Most importantly of all, Goodwin needs to be somewhere where he can play through his mistakes. A mistake-prone young player with tremendous upside potential isn’t a great fit on a team trying to make the playoffs in one of the most difficult conferences in the history of the NBA. The Suns can talk a big game about valuing his potential, but the roster crunch means he could end up being a very intriguing buy-low candidate for another team.

Goodwin is such a phenomenal athlete that he will eventually get a chance in the NBA, even if it isn’t with the Suns. The question is whether the two years he is spending on the bench were really the ideal place for him to grow as a player.
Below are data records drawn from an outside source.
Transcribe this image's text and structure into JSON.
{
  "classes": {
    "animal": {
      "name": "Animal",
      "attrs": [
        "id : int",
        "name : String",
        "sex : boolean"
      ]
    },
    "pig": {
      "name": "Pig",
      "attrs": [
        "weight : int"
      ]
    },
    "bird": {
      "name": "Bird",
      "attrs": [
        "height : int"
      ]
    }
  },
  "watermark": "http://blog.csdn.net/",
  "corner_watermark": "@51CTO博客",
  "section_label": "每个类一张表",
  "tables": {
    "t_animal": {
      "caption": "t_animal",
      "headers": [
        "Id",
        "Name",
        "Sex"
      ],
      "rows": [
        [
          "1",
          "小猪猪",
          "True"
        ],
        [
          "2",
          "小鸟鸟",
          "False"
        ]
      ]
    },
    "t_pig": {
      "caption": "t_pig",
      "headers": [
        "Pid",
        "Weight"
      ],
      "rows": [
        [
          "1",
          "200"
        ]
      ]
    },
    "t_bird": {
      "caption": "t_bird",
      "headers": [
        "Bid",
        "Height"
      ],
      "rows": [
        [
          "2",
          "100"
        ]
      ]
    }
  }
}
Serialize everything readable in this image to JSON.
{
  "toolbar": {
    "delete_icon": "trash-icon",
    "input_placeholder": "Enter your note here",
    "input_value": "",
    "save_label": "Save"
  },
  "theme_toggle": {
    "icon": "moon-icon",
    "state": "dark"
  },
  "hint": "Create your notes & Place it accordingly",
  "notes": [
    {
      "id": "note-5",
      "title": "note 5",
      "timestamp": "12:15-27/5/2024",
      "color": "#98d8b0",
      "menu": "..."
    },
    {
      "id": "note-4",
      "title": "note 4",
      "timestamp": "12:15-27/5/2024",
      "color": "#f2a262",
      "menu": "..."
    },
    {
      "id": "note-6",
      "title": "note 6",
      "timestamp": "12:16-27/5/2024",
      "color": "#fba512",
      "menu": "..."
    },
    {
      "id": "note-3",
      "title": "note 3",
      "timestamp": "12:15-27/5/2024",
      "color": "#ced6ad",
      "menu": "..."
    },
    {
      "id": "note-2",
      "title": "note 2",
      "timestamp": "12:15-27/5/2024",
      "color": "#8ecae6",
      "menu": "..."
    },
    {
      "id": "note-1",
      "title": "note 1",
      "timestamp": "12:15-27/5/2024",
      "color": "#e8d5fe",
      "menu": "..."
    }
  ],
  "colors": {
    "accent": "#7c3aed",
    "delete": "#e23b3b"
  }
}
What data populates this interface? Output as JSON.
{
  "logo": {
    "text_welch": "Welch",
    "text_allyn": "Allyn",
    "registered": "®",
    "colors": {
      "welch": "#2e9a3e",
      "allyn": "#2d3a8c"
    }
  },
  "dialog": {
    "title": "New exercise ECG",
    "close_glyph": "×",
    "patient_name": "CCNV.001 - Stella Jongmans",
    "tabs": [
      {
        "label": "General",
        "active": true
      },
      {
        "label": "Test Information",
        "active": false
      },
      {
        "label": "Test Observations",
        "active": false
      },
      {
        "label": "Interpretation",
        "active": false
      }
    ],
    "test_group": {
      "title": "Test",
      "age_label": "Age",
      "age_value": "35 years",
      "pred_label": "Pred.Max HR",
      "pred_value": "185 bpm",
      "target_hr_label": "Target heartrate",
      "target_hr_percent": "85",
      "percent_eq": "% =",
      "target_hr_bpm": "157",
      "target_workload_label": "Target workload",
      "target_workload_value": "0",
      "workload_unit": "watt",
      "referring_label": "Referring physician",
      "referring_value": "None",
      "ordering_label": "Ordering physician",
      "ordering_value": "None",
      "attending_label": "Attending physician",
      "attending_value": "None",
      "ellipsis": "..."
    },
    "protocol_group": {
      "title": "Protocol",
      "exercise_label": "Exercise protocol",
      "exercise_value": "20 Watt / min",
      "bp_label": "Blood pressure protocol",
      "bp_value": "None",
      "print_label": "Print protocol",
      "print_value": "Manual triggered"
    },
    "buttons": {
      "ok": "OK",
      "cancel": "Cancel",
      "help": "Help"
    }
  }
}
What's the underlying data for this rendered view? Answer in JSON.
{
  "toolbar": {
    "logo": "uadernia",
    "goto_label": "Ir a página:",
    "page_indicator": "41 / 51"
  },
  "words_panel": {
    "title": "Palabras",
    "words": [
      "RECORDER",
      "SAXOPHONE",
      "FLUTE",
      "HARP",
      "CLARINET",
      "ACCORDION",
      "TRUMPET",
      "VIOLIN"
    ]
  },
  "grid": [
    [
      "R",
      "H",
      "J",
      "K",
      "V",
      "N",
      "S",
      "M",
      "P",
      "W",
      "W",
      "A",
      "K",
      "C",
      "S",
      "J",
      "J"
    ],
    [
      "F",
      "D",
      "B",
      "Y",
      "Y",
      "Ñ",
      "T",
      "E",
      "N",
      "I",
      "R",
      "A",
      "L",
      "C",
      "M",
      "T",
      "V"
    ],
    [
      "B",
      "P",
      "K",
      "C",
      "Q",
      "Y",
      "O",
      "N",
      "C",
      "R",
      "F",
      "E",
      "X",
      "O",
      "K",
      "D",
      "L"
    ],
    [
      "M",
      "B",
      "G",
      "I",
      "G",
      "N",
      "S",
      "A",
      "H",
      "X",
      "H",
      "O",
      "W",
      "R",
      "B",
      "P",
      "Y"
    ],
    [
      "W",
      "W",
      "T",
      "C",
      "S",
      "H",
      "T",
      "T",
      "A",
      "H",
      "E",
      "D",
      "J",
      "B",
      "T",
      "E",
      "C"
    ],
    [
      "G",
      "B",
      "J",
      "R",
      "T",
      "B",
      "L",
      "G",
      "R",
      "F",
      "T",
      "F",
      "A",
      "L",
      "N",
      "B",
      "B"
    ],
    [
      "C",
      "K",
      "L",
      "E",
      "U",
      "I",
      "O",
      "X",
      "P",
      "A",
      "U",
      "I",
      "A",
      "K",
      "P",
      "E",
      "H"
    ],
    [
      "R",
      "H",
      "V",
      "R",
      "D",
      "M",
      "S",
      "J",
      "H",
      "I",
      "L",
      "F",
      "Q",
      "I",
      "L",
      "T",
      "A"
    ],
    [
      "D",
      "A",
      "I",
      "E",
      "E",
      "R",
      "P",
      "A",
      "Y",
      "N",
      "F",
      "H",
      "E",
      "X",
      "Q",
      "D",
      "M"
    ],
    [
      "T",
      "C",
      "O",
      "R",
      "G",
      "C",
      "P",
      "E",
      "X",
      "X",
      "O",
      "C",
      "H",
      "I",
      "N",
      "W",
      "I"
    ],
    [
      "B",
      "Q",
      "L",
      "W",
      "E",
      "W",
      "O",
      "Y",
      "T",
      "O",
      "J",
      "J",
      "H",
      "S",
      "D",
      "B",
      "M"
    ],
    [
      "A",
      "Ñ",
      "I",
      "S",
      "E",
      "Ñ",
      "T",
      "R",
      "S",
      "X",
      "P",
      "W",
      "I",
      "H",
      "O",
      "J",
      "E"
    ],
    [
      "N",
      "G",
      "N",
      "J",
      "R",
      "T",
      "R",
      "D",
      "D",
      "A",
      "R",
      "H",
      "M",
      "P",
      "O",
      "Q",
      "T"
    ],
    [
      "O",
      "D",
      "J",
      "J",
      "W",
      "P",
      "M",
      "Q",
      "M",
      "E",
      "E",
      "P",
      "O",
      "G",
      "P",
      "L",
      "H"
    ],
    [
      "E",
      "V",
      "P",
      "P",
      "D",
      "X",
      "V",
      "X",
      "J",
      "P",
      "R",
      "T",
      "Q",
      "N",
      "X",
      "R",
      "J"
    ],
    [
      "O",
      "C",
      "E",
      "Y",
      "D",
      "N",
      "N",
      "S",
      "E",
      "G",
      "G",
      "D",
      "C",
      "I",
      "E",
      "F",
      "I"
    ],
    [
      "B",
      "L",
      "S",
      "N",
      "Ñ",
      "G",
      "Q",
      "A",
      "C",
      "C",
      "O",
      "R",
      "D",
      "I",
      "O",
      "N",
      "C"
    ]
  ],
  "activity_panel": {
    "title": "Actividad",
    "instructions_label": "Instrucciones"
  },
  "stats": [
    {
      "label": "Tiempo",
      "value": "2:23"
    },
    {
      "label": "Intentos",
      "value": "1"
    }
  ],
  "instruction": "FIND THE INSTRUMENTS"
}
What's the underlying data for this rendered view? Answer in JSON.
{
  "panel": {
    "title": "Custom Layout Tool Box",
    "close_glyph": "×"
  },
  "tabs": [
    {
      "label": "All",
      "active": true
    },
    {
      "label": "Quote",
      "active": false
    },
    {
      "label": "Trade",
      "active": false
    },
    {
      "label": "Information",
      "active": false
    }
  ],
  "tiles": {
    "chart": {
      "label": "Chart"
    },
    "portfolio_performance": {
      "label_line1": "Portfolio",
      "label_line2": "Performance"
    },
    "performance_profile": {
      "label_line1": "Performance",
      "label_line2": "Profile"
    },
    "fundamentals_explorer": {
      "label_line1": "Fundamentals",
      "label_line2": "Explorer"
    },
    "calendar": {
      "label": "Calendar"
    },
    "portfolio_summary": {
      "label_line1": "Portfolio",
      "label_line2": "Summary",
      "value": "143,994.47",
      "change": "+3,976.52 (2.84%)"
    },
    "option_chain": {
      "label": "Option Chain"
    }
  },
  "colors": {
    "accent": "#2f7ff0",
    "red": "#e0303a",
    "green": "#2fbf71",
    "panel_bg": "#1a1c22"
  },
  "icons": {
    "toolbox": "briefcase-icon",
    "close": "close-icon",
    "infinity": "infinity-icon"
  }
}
There are no guarantees in this life either way. One of his classmates that stayed in school (Cauley-Stein) has developed into a very well-rounded player who could go in the Top 5. The other (Poythress) just tore his ACL and may never even get a chance at the next level. At the very least, Goodwin has already put $2.1 million in the bank and you can never be mad at that.

Here’s the thing though. Devin Booker, the freshman whom Goodwin would have started over had he stayed in school, is currently projected to be the No. 14 pick in the 2015 draft, which comes with a salary of $1.68 million. Cauley-Stein, who DraftExpress projects to go at No. 6, would have a $2.85 million salary as a rookie at that spot.

These days, the road to the NBA is all about “hurry up and wait.” Guys are rushing as fast as they can just so stand in line once they get there.